Wireguard Server Access

Morning All,

I'm in the process of setting up a Wireguard stand alone server, however, everything I'm finding when adding OpenWRT to the search is directing me to install wireguard tools on my OpenWRT router.

I don't want to install Wireguard on the router, which appears to be what the tools installs are doing.

Do I need to install Wireguard tools or just configure port forwarding in my router to the wg server, and then configure wg?

Thanks.
B.

You don't need to install anything on your main router (including wireguard-tools) if the WG endpoint sits behind that device. However, if that is the case, you will need to add port forwarding from the main router > wg endpoint assuming that this endpoint is listening for inbound connections.

Where is Wireguard being installed?

4 Likes

Thanks for confirming.

WG is being installed on a old linux desktop pc that used to be my Windows Media Center pvr box before microsoft ko'd MC. Yeah, that was a while ago... since then, its just been sitting around with various flavors of Linux installed now and again.

Will likely be container (proxmox or Docker) server for pihole, wireguard and NAS media server. Maybe MythTV, haven't fully decided as my tuner card may be obsolete.

How can I test that my port is actually open and forwarding appropriately?
Zone Settings have been left alone as i'm finding no source that says to modify the lan or wan zone settings.

Firewall config for the redirect

config redirect
        option dest 'lan'
        option target 'DNAT'
        option name 'guard'
        option src 'wan'
        option src_dport '51820'
        option dest_ip '192.168.10.30'
        option dest_port '51820'
        option family 'ipv4'
        list proto 'tcp'
        list proto 'udp'

I tried to test with an "Open Port Check Tool" website but comes back as failed. Wireguard peer never receives a handshake ack.

I don't know if my ISP is blocking (even though the website says no or if my firewall configs are incorrect.

You can't, except with a valid remote peer.

You can remove proto TCP since Wireguard is UDP only.

That is 100% expected. Wireguard does not reply to port probes under any circumstances. The WireGuard protocol is not chatty -- it does not respond at all unless the connection is coming from a remote peer that has all the correct crypotographic keys.

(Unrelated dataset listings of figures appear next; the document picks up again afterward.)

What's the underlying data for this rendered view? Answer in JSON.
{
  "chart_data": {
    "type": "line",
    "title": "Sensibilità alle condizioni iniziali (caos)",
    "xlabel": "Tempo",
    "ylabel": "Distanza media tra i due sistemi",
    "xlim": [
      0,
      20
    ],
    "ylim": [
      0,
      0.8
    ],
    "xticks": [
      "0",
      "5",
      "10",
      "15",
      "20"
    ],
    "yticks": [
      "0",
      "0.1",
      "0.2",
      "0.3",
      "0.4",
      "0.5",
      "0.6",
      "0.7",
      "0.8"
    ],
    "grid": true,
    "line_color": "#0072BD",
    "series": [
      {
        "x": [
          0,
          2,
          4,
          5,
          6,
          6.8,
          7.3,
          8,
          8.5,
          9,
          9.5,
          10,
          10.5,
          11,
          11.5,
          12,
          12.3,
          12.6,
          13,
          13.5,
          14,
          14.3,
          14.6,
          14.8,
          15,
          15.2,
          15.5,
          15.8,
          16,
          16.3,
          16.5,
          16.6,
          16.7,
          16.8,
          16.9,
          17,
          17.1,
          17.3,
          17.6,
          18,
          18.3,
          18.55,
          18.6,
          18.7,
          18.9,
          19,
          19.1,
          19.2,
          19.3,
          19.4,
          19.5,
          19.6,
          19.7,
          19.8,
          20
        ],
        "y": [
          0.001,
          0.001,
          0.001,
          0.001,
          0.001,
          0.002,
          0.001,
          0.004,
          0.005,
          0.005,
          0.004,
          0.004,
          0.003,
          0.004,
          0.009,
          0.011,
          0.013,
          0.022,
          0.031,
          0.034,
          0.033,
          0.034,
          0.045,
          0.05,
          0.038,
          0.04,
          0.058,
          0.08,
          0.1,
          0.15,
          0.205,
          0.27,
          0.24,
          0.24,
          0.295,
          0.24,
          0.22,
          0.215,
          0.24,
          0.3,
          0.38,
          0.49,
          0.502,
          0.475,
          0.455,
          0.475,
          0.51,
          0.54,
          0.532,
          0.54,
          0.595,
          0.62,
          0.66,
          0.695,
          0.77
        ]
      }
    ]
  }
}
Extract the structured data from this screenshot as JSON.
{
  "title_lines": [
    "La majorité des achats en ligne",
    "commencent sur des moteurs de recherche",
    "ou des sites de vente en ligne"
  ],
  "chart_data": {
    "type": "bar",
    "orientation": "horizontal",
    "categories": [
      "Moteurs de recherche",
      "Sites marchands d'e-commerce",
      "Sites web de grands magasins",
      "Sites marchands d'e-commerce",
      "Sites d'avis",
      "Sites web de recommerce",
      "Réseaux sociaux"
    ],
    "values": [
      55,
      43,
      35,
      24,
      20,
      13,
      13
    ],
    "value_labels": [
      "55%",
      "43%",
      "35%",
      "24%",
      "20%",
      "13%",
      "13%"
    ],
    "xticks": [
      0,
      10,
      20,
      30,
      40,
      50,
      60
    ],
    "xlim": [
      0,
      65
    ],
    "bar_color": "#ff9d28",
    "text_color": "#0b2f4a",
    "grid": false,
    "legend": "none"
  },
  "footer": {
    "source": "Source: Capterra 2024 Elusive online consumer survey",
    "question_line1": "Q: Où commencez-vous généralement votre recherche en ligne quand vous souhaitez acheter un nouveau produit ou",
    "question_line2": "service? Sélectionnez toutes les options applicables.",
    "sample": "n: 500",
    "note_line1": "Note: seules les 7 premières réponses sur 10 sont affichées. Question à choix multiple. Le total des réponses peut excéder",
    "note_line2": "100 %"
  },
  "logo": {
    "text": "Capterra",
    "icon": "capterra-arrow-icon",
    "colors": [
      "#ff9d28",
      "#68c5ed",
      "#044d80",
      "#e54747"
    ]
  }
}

That's a bit harder to determine, but we should make sure you have a proper public IP address. Show us the first to octets of your IP address (in bold: aaa.bbb.ccc.ddd):

ifstatus wan | grep address

wan address : 134.215.

Enabled logging and not seeing anything in the wan or firewall logs, but not seeing anything for the forwarded address being rejected.

Ok, on a whim I forwarded port 22 to my OpenWRT IP. Open when enabled, Closed when disabled, so forwarding is open and working. So, looks like my issue is between the WG server and WG peer/client.

Followed this guide to configure WG server/peer ( https://www.ckn.io/blog/2017/11/14/wireguard-vpn-typical-setup/)

Are either of the wireguard peers running OpenWrt?

I'm going to say no. The only peer I've set up for testing is my phone with wg app.

Ok... so fixing your WG issues would be out of scope here since it's between two non-OpenWrt devices. However, I will offer this pro-tip:

With your phone connected to wifi on the 192.168.10.0/24 network, configure the peer endpoint address (on the phone's config) as 192.168.10.30. This will allow you to test the ability to establish the tunnel and handshake without any complications potentially introduced by your ISP.

Thanks, I'll give that a shot. I was about to close out this topic and go bug the folks in a WG forum.

Appreciate the help.

This topic was automatically closed 10 days after the last reply. New replies are no longer allowed.